Bien que non contraignants, les principes énoncés dans la résolution finale pourront certes faire référence dans l’avenir, mais leur application est une toute autre question. Exprimant les rapports de force, l’un d’entre eux a même été significativement oublié sur le bord de la route, bien qu’initialement prévu dans le projet : la neutralité d’Internet. Contesté au premier chef par les Telcos américains (les groupes de télécommunication), ce principe proscrit toute modulation du débit de connexion et de son coût en fonction des contenus et services consultés. Mais un tribunal américain a considéré, il y a trois mois de cela, que la Federal Communications Commission (FCC) – l’agence régulatrice des télécommunications, de la télévision, de la radio et d’Internet – avait outrepassé ses pouvoirs en l’imposant. Son nouveau projet de règlement admet désormais que de telles modulations des prix puissent être acceptées, si les services en bénéficiant sont proposés à des conditions « commercialement raisonnables » et si le reste du trafic est acheminé à une vitesse « raisonnable »… En Europe, une même brèche avait été ouverte par la Commission de Bruxelles, qui voulait permettre des « services spécialisés », le Parlement européen rectifiant ensuite le tir en définissant ceux-ci de manière très restrictive. Mais, une fois l’élan donné aux États-Unis, comment le reste du monde pourra-t-il y résister ?
La protection des données personnelles a été le sujet dominant en raison du contexte créé par les révélations sur les activités de la NSA, donnant lieu à l’affirmation du « droit à la protection de la loi contre toute forme de collecte illégale ou arbitraire de données », préconisant d’étendre la protection des conventions internationales sur les droits de l’homme. Mais que va peser dans la pratique une telle préconisation, étant donné le fait accompli représenté par la surveillance massive d’Internet par la NSA (ses homologues n’étant pas en reste), qui se poursuit ? En ouverture du NETmundial, le Brésil a adopté une loi novatrice garantissant « la protection de la confidentialité de l’usager contre toute violation ou utilisation indue des données des internautes brésiliens ». Mais comment cette protection juridique pourra-t-elle s’exercer sur des bases nationales dans le contexte d’un réseau mondial, si elle n’est pas généralisée et garantie internationalement ? La relocalisation des serveurs sur un territoire donné est un leurre, dans la mesure où ils restent connectés au réseau.
Afin de dégager la gestion d’Internet de sa tutelle américaine, l’attention s’est focalisée sur l’évolution de sa gouvernance, car, selon la feuille de route de Dilma Rousseff, « aucun pays ne doit avoir plus de poids que les autres ». On s’en tiendra là.

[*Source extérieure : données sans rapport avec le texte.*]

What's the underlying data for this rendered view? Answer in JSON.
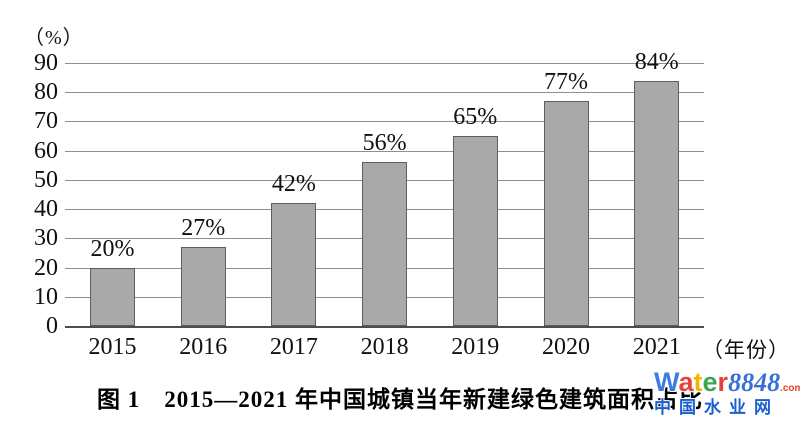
{
  "chart_data": {
    "type": "bar",
    "title": "图 1　2015—2021 年中国城镇当年新建绿色建筑面积占比",
    "categories": [
      "2015",
      "2016",
      "2017",
      "2018",
      "2019",
      "2020",
      "2021"
    ],
    "values": [
      20,
      27,
      42,
      56,
      65,
      77,
      84
    ],
    "bar_value_labels": [
      "20%",
      "27%",
      "42%",
      "56%",
      "65%",
      "77%",
      "84%"
    ],
    "y_unit_label": "（%）",
    "x_unit_label": "（年份）",
    "ylim": [
      0,
      90
    ],
    "yticks": [
      0,
      10,
      20,
      30,
      40,
      50,
      60,
      70,
      80,
      90
    ],
    "grid": "horizontal",
    "legend": "none",
    "bar_color": "#a9a9a9",
    "bar_border_color": "#5e5e5e",
    "gridline_color": "#8f8f8f"
  },
  "caption": "图 1　2015—2021 年中国城镇当年新建绿色建筑面积占比",
  "watermark": {
    "brand_letters": [
      {
        "ch": "W",
        "color": "#3d7de0"
      },
      {
        "ch": "a",
        "color": "#e8403a"
      },
      {
        "ch": "t",
        "color": "#f4b400"
      },
      {
        "ch": "e",
        "color": "#3aa654"
      },
      {
        "ch": "r",
        "color": "#e8403a"
      }
    ],
    "brand_number": "8848",
    "brand_number_color": "#3a6fd8",
    "brand_tld": ".com",
    "brand_tld_color": "#e53e30",
    "site_name": "中国水业网",
    "site_name_color": "#1a5fd0"
  }
}
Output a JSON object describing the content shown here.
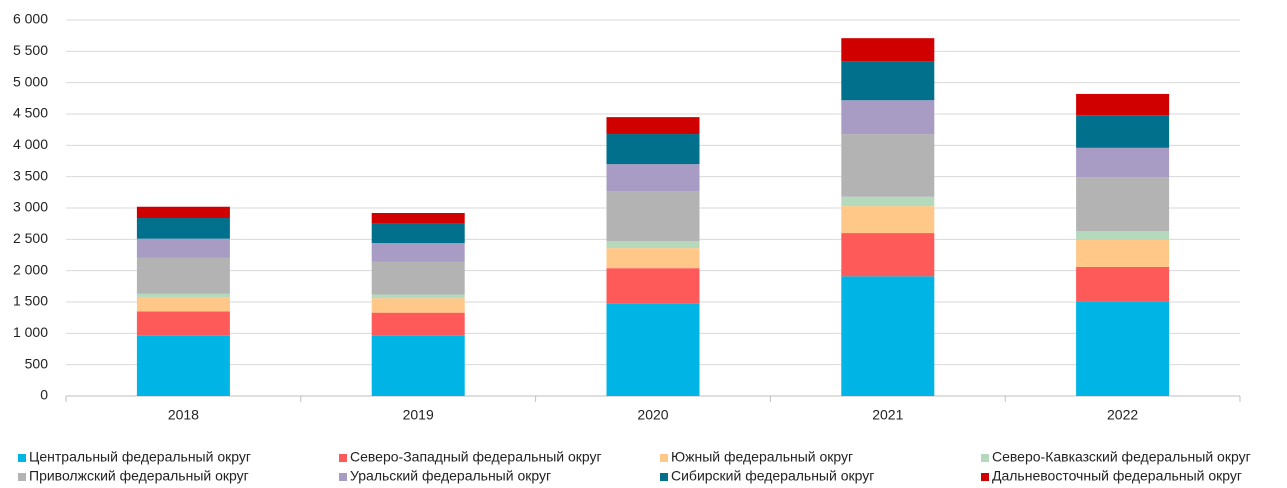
{
  "chart_data": {
    "type": "stacked_bar",
    "categories": [
      "2018",
      "2019",
      "2020",
      "2021",
      "2022"
    ],
    "series": [
      {
        "name": "Центральный федеральный округ",
        "color": "#00b4e6",
        "values": [
          960,
          960,
          1480,
          1910,
          1510
        ]
      },
      {
        "name": "Северо-Западный федеральный округ",
        "color": "#ff5a5a",
        "values": [
          390,
          370,
          560,
          690,
          550
        ]
      },
      {
        "name": "Южный федеральный округ",
        "color": "#ffc888",
        "values": [
          220,
          230,
          320,
          430,
          430
        ]
      },
      {
        "name": "Северо-Кавказский федеральный округ",
        "color": "#b4d9bc",
        "values": [
          60,
          60,
          110,
          150,
          140
        ]
      },
      {
        "name": "Приволжский федеральный округ",
        "color": "#b3b3b3",
        "values": [
          580,
          520,
          800,
          1000,
          860
        ]
      },
      {
        "name": "Уральский федеральный округ",
        "color": "#a89cc4",
        "values": [
          300,
          300,
          430,
          540,
          470
        ]
      },
      {
        "name": "Сибирский федеральный округ",
        "color": "#00708c",
        "values": [
          330,
          320,
          480,
          620,
          520
        ]
      },
      {
        "name": "Дальневосточный федеральный округ",
        "color": "#d10000",
        "values": [
          180,
          160,
          270,
          370,
          340
        ]
      }
    ],
    "ylim": [
      0,
      6000
    ],
    "yticks": [
      0,
      500,
      {
        "value": 1000,
        "label": "1 000"
      },
      {
        "value": 1500,
        "label": "1 500"
      },
      {
        "value": 2000,
        "label": "2 000"
      },
      {
        "value": 2500,
        "label": "2 500"
      },
      {
        "value": 3000,
        "label": "3 000"
      },
      {
        "value": 3500,
        "label": "3 500"
      },
      {
        "value": 4000,
        "label": "4 000"
      },
      {
        "value": 4500,
        "label": "4 500"
      },
      {
        "value": 5000,
        "label": "5 000"
      },
      {
        "value": 5500,
        "label": "5 500"
      },
      {
        "value": 6000,
        "label": "6 000"
      }
    ],
    "grid": true,
    "legend": "bottom"
  }
}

À l’image du rassemblement opéré pour la tenue du NETmundial, une solution « multipartite » est largement préconisée, reposant sur l’idée basique d’un partage du pouvoir entre les États, les industriels, les acteurs commerciaux et la « société civile ». Mais la « communauté internet » n’existe que sur le papier, traversée par des intérêts contradictoires, et la « société civile » n’a pas d’expression consacrée. Le multipartisme n’a rien d’une panacée, mais est au contraire le paravent tout trouvé pour l’exercice d’une domination masquée des intérêts convergents des représentants des États et des sociétés commerciales privées.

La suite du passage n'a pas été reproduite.